In this particular rule there is sanitization that will remove all characters that are not within the following ranges a-z, A-Z or 0-9 this will remove characters with diacritical marks like you’ve shown.

1 Like

This is great but what do you think if I add this to the rule?
This way é gets replaced with e
do you think this would work?

import java.text.Normalizer;

firstName = (Normalizer.normalize(firstName, Normalizer.Form.NFD).replaceAll("\\p{InCombiningDiacriticalMarks}+", ""));
lastName = (Normalizer.normalize(lastName, Normalizer.Form.NFD).replaceAll("\\p{InCombiningDiacriticalMarks}+", ""));
firstName = firstName.replaceAll("[^a-zA-Z0-9]", "").toLowerCase();
lastName = lastName.replaceAll("[^a-zA-Z0-9]", "").toLowerCase();

That would be a great addition to the rule, I tested it out and it works well!
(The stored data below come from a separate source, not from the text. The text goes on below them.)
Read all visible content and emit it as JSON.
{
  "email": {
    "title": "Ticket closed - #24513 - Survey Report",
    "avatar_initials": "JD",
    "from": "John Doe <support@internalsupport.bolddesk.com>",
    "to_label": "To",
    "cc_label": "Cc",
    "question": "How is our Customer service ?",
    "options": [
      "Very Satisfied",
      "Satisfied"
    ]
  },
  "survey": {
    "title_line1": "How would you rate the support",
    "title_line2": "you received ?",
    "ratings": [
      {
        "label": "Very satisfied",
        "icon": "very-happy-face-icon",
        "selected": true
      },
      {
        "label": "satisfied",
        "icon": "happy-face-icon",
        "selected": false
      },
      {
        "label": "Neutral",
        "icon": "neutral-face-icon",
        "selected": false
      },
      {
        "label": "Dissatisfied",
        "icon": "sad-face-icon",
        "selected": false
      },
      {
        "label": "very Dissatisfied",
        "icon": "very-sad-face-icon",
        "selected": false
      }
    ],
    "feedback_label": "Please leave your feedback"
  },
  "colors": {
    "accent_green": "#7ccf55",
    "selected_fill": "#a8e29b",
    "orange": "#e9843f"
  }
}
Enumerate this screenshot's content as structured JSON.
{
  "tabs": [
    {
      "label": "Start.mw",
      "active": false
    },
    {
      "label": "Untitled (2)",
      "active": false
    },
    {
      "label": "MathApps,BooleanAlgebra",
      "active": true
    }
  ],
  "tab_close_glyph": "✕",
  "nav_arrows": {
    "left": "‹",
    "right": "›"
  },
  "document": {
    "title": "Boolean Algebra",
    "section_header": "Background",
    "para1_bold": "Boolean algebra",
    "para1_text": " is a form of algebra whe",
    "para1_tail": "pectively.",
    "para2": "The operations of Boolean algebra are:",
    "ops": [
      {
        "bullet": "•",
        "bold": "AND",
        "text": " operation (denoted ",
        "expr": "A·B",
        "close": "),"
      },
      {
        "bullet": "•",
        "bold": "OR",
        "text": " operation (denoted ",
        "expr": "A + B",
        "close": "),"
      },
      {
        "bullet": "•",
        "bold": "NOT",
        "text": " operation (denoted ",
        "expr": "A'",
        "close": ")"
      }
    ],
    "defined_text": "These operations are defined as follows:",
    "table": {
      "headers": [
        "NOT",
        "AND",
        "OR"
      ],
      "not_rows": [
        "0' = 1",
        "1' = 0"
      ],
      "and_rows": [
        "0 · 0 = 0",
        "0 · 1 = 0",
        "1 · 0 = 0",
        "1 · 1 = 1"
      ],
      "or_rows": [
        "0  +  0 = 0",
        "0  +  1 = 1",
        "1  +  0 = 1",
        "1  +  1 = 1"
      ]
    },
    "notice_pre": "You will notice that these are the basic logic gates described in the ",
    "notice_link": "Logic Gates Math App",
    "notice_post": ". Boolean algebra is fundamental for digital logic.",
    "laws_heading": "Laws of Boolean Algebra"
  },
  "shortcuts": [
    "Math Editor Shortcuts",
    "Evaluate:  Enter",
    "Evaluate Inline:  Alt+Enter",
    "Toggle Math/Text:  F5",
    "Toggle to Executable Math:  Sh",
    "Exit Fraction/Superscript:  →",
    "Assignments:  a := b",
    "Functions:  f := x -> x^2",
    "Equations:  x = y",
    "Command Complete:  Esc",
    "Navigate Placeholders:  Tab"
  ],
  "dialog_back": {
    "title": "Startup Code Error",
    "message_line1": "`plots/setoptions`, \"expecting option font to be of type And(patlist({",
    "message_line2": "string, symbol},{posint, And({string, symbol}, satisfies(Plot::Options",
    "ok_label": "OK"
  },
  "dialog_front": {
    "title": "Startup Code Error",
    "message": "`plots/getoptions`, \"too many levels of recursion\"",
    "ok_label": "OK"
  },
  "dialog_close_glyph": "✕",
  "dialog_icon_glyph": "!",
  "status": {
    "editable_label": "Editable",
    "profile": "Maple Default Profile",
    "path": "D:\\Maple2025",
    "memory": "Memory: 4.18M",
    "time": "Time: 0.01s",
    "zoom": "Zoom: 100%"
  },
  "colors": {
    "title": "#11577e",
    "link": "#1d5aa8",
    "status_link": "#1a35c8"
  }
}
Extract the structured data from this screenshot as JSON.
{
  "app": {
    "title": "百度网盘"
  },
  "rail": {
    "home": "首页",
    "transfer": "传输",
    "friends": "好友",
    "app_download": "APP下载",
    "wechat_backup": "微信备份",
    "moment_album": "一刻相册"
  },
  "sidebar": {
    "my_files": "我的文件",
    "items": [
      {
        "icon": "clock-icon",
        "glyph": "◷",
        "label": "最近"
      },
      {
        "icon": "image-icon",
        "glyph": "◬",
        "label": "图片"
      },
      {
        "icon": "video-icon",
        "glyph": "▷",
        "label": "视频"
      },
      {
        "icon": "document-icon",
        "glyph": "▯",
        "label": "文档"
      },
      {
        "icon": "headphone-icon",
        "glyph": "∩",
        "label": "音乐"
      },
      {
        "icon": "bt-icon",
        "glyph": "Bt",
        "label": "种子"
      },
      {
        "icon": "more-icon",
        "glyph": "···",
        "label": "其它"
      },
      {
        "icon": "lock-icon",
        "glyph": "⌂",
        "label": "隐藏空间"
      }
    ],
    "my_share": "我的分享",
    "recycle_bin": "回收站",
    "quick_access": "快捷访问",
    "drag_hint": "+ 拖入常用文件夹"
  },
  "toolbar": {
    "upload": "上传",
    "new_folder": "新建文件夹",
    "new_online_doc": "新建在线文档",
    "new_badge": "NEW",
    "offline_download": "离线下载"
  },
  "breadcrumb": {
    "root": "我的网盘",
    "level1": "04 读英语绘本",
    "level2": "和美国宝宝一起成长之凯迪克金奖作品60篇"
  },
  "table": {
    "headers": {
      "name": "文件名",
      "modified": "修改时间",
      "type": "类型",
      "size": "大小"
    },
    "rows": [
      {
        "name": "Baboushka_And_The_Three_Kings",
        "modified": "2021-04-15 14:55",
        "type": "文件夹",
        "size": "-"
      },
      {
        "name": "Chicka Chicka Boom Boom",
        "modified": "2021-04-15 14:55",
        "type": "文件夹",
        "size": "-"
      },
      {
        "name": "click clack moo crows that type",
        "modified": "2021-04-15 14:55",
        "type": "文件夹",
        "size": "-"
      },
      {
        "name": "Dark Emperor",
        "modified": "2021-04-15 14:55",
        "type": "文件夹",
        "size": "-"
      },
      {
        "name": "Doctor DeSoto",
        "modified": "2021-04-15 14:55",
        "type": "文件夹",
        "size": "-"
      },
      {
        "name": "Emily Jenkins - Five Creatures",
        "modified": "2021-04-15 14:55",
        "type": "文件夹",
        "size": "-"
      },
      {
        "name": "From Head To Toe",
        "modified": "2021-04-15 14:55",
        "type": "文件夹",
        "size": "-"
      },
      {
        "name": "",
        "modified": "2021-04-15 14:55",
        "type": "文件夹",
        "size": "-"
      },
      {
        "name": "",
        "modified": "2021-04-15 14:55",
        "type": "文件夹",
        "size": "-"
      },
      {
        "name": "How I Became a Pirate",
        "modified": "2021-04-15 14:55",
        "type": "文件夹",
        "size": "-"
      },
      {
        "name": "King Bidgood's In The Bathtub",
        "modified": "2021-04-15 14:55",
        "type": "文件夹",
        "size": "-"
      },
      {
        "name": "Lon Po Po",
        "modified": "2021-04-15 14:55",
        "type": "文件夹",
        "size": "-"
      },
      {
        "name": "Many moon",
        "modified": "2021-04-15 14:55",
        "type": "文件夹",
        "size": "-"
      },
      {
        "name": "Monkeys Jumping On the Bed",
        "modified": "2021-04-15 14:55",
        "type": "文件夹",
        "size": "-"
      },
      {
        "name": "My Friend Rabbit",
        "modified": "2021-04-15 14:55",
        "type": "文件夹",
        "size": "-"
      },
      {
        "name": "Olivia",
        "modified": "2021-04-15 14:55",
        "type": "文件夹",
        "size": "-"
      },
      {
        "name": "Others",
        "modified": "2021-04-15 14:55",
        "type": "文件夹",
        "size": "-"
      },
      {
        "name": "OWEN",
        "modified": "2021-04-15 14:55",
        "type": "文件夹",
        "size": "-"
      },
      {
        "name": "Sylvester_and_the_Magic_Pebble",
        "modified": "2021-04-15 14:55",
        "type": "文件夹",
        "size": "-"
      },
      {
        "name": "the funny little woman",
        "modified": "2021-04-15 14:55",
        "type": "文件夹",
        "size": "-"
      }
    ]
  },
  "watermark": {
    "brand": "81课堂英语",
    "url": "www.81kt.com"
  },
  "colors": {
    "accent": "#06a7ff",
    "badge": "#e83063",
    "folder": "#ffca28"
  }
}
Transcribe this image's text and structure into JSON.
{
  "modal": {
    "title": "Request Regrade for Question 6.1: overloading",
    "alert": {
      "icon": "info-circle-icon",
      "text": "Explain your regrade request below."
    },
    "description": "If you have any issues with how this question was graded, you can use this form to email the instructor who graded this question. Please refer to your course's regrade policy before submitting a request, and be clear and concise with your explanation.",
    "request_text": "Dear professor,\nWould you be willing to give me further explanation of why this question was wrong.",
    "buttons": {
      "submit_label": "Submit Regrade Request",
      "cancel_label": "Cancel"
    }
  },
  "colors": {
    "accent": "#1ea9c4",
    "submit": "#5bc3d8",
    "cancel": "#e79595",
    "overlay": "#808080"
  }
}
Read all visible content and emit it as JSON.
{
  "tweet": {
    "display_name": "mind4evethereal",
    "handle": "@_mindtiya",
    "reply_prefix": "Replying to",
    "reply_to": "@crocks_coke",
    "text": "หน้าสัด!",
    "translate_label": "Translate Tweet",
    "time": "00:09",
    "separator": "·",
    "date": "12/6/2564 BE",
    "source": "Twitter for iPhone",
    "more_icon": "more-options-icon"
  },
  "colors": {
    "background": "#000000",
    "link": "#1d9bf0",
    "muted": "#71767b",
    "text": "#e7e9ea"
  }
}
If you’re comfortable with creating a PR to add this new code feel free, otherwise I can take care of it for you. I would add it to the sanitation checks like below:

if(firstName != null) {
    firstName = (Normalizer.normalize(firstName, Normalizer.Form.NFD).replaceAll("\\p{InCombiningDiacriticalMarks}+", ""));
    firstName = firstName.replaceAll("[^a-zA-Z0-9]", "");

if(lastName != null) {
    lastName = (Normalizer.normalize(lastName, Normalizer.Form.NFD).replaceAll("\\p{InCombiningDiacriticalMarks}+", ""));
    lastName = lastName.replaceAll("[^a-zA-Z0-9]", "");

if(otherName != null) {
    otherName = (Normalizer.normalize(otherName, Normalizer.Form.NFD).replaceAll("\\p{InCombiningDiacriticalMarks}+", ""));
    otherName = otherName.replaceAll("[^a-zA-Z0-9]", "");

@tyler_mairose Thank you so much for testing it out, you saved me a ton of time and tickets :slight_smile:
please feel free to take care of it and use it in your code


My pleasure, thank you for your contribution!

What happens in the scenario when you run out of letters of the surname? ie There are 6 ‘Sam Smith’ in your database Do they not get a username?
Why not add a number afterwards and then you’ll never run out of options

1 Like

@phil_awlings that’s a great edge case and suggestion for improvement! Would you be interested in making a pull request for this change?

Hi Jordan,

Absolutely, How would I go about doing that?


1 Like

Hey @phil_awlings , You can make a PR against the rule here!